The state Department of Human Services and Attorney General’s Office are continuing their investigation into allegations of financial misconduct surrounding Kaua’i Independent Food Bank (KIFB). The DHS determined it was appropriate to terminate, and not renew, its contract with the Kaua’i Independent Food Bank.

“The department will seek reimbursement … if it is determined that any contractor has improperly billed the DHS,” read an Office of the DHS director statement.

Two investigations of KIFB have concluded that the nonprofit organization wrongfully billed the state and federal governments under the Supplemental Nutrition Assistance Program, commonly known as food stamp aid.

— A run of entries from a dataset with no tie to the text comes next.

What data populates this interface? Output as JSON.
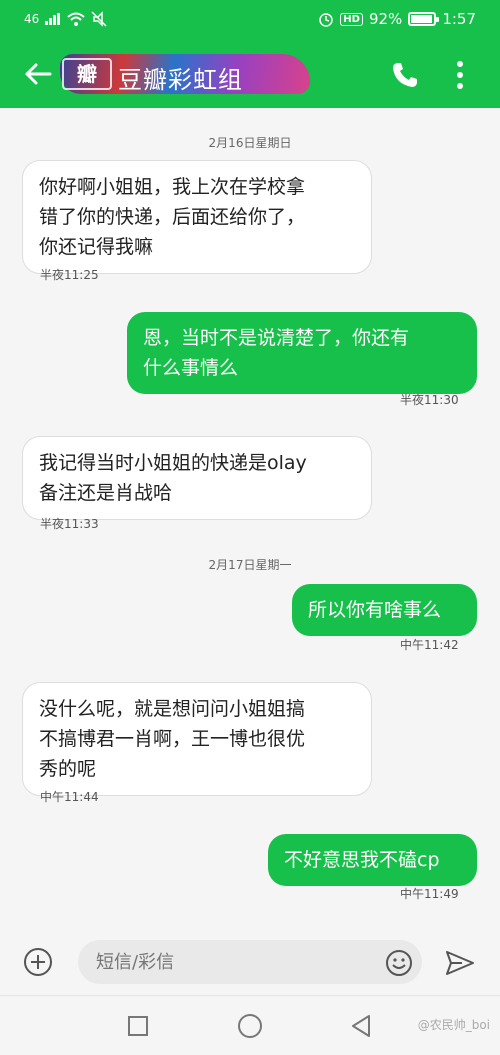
{
  "status_bar": {
    "signal": "46",
    "battery": "92%",
    "battery_fill_fraction": 0.92,
    "time": "1:57",
    "hd": "HD"
  },
  "header": {
    "title": "豆瓣彩虹组",
    "logo_text": "瓣",
    "back_icon": "back-arrow-icon",
    "call_icon": "phone-icon",
    "menu_icon": "more-icon"
  },
  "messages": {
    "date1": "2月16日星期日",
    "date2": "2月17日星期一",
    "items": [
      {
        "direction": "in",
        "text_lines": [
          "你好啊小姐姐，我上次在学校拿",
          "错了你的快递，后面还给你了，",
          "你还记得我嘛"
        ],
        "time": "半夜11:25"
      },
      {
        "direction": "out",
        "text_lines": [
          "恩，当时不是说清楚了，你还有",
          "什么事情么"
        ],
        "time": "半夜11:30"
      },
      {
        "direction": "in",
        "text_lines": [
          "我记得当时小姐姐的快递是olay",
          "备注还是肖战哈"
        ],
        "time": "半夜11:33"
      },
      {
        "direction": "out",
        "text_lines": [
          "所以你有啥事么"
        ],
        "time": "中午11:42"
      },
      {
        "direction": "in",
        "text_lines": [
          "没什么呢，就是想问问小姐姐搞",
          "不搞博君一肖啊，王一博也很优",
          "秀的呢"
        ],
        "time": "中午11:44"
      },
      {
        "direction": "out",
        "text_lines": [
          "不好意思我不磕cp"
        ],
        "time": "中午11:49"
      }
    ]
  },
  "input_bar": {
    "placeholder": "短信/彩信",
    "add_icon": "add-icon",
    "emoji_icon": "emoji-icon",
    "send_icon": "send-icon"
  },
  "nav_bar": {
    "watermark": "@农民帅_boi"
  },
  "colors": {
    "brand_green": "#17c04a",
    "background": "#f5f5f5"
  }
}
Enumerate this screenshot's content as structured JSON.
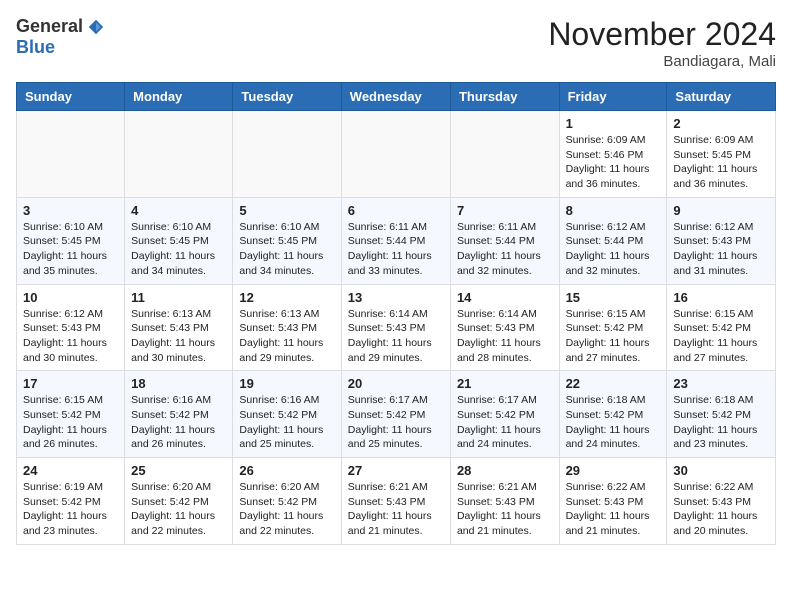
{
  "header": {
    "logo_general": "General",
    "logo_blue": "Blue",
    "month_title": "November 2024",
    "location": "Bandiagara, Mali"
  },
  "weekdays": [
    "Sunday",
    "Monday",
    "Tuesday",
    "Wednesday",
    "Thursday",
    "Friday",
    "Saturday"
  ],
  "weeks": [
    [
      {
        "day": "",
        "info": ""
      },
      {
        "day": "",
        "info": ""
      },
      {
        "day": "",
        "info": ""
      },
      {
        "day": "",
        "info": ""
      },
      {
        "day": "",
        "info": ""
      },
      {
        "day": "1",
        "info": "Sunrise: 6:09 AM\nSunset: 5:46 PM\nDaylight: 11 hours\nand 36 minutes."
      },
      {
        "day": "2",
        "info": "Sunrise: 6:09 AM\nSunset: 5:45 PM\nDaylight: 11 hours\nand 36 minutes."
      }
    ],
    [
      {
        "day": "3",
        "info": "Sunrise: 6:10 AM\nSunset: 5:45 PM\nDaylight: 11 hours\nand 35 minutes."
      },
      {
        "day": "4",
        "info": "Sunrise: 6:10 AM\nSunset: 5:45 PM\nDaylight: 11 hours\nand 34 minutes."
      },
      {
        "day": "5",
        "info": "Sunrise: 6:10 AM\nSunset: 5:45 PM\nDaylight: 11 hours\nand 34 minutes."
      },
      {
        "day": "6",
        "info": "Sunrise: 6:11 AM\nSunset: 5:44 PM\nDaylight: 11 hours\nand 33 minutes."
      },
      {
        "day": "7",
        "info": "Sunrise: 6:11 AM\nSunset: 5:44 PM\nDaylight: 11 hours\nand 32 minutes."
      },
      {
        "day": "8",
        "info": "Sunrise: 6:12 AM\nSunset: 5:44 PM\nDaylight: 11 hours\nand 32 minutes."
      },
      {
        "day": "9",
        "info": "Sunrise: 6:12 AM\nSunset: 5:43 PM\nDaylight: 11 hours\nand 31 minutes."
      }
    ],
    [
      {
        "day": "10",
        "info": "Sunrise: 6:12 AM\nSunset: 5:43 PM\nDaylight: 11 hours\nand 30 minutes."
      },
      {
        "day": "11",
        "info": "Sunrise: 6:13 AM\nSunset: 5:43 PM\nDaylight: 11 hours\nand 30 minutes."
      },
      {
        "day": "12",
        "info": "Sunrise: 6:13 AM\nSunset: 5:43 PM\nDaylight: 11 hours\nand 29 minutes."
      },
      {
        "day": "13",
        "info": "Sunrise: 6:14 AM\nSunset: 5:43 PM\nDaylight: 11 hours\nand 29 minutes."
      },
      {
        "day": "14",
        "info": "Sunrise: 6:14 AM\nSunset: 5:43 PM\nDaylight: 11 hours\nand 28 minutes."
      },
      {
        "day": "15",
        "info": "Sunrise: 6:15 AM\nSunset: 5:42 PM\nDaylight: 11 hours\nand 27 minutes."
      },
      {
        "day": "16",
        "info": "Sunrise: 6:15 AM\nSunset: 5:42 PM\nDaylight: 11 hours\nand 27 minutes."
      }
    ],
    [
      {
        "day": "17",
        "info": "Sunrise: 6:15 AM\nSunset: 5:42 PM\nDaylight: 11 hours\nand 26 minutes."
      },
      {
        "day": "18",
        "info": "Sunrise: 6:16 AM\nSunset: 5:42 PM\nDaylight: 11 hours\nand 26 minutes."
      },
      {
        "day": "19",
        "info": "Sunrise: 6:16 AM\nSunset: 5:42 PM\nDaylight: 11 hours\nand 25 minutes."
      },
      {
        "day": "20",
        "info": "Sunrise: 6:17 AM\nSunset: 5:42 PM\nDaylight: 11 hours\nand 25 minutes."
      },
      {
        "day": "21",
        "info": "Sunrise: 6:17 AM\nSunset: 5:42 PM\nDaylight: 11 hours\nand 24 minutes."
      },
      {
        "day": "22",
        "info": "Sunrise: 6:18 AM\nSunset: 5:42 PM\nDaylight: 11 hours\nand 24 minutes."
      },
      {
        "day": "23",
        "info": "Sunrise: 6:18 AM\nSunset: 5:42 PM\nDaylight: 11 hours\nand 23 minutes."
      }
    ],
    [
      {
        "day": "24",
        "info": "Sunrise: 6:19 AM\nSunset: 5:42 PM\nDaylight: 11 hours\nand 23 minutes."
      },
      {
        "day": "25",
        "info": "Sunrise: 6:20 AM\nSunset: 5:42 PM\nDaylight: 11 hours\nand 22 minutes."
      },
      {
        "day": "26",
        "info": "Sunrise: 6:20 AM\nSunset: 5:42 PM\nDaylight: 11 hours\nand 22 minutes."
      },
      {
        "day": "27",
        "info": "Sunrise: 6:21 AM\nSunset: 5:43 PM\nDaylight: 11 hours\nand 21 minutes."
      },
      {
        "day": "28",
        "info": "Sunrise: 6:21 AM\nSunset: 5:43 PM\nDaylight: 11 hours\nand 21 minutes."
      },
      {
        "day": "29",
        "info": "Sunrise: 6:22 AM\nSunset: 5:43 PM\nDaylight: 11 hours\nand 21 minutes."
      },
      {
        "day": "30",
        "info": "Sunrise: 6:22 AM\nSunset: 5:43 PM\nDaylight: 11 hours\nand 20 minutes."
      }
    ]
  ]
}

A forensic audit indicates that at least $50,000 – and possibly more – must be repaid.

It’s a very complicated case, first reported by MidWeek last year when the main Hawaii Foodbank cut the Kaua’i organization from its support, citing mismanagement of food for the homeless and other needy persons.

KIFB’s board placed executive director Judy Lenthall on paid administrative leave and has since hired a new leader. It continues in operation through its own donor sources. The statewide Hawaii Foodbank, which is affiliated with the national Feeding America organization of food banks, also maintains a facility on Kaua’i.

Among the allegations that triggered the KIFB probes were distributing to people not eligible for food stamp aid and billing for hours not worked.

But the audit uncovered a problem: Was it all KIFB’s fault, or had the state human services department failed to properly supervise the Kaua’i operation?

The finding: Somebody owes Washington a bundle of money. KIFB already has been nailed by the federal government for $779,000 for misuse of grant money. Now this.

Say goodbye to Act 55 and the Public Lands Development Corporation. At least that’s what I recommend.

It’s a very unpopular measure except with Gov. Neil Abercrombie, a handful of law-makers and a lot of developers who’d love to get their hands on public property and build on it with minimal hassle over various permits and environmental studies.

People from the heavily rural counties of Kaua’i and the Big Island are the most upset about this law, but I sense there’s growing unhappiness on Oahu, too.

Maybe the background idea was good. There is some state land for which we have no immediate or even long-term planned use, and which might be converted to a private venture.

But the law doesn’t provide safeguards, just an appointed panel of deciders.

No, we’re better served if each piece of public land undergoes a thorough public vetting for usage and a full environmental review before being handed over to private investors. There should seldom be shortcuts, if any.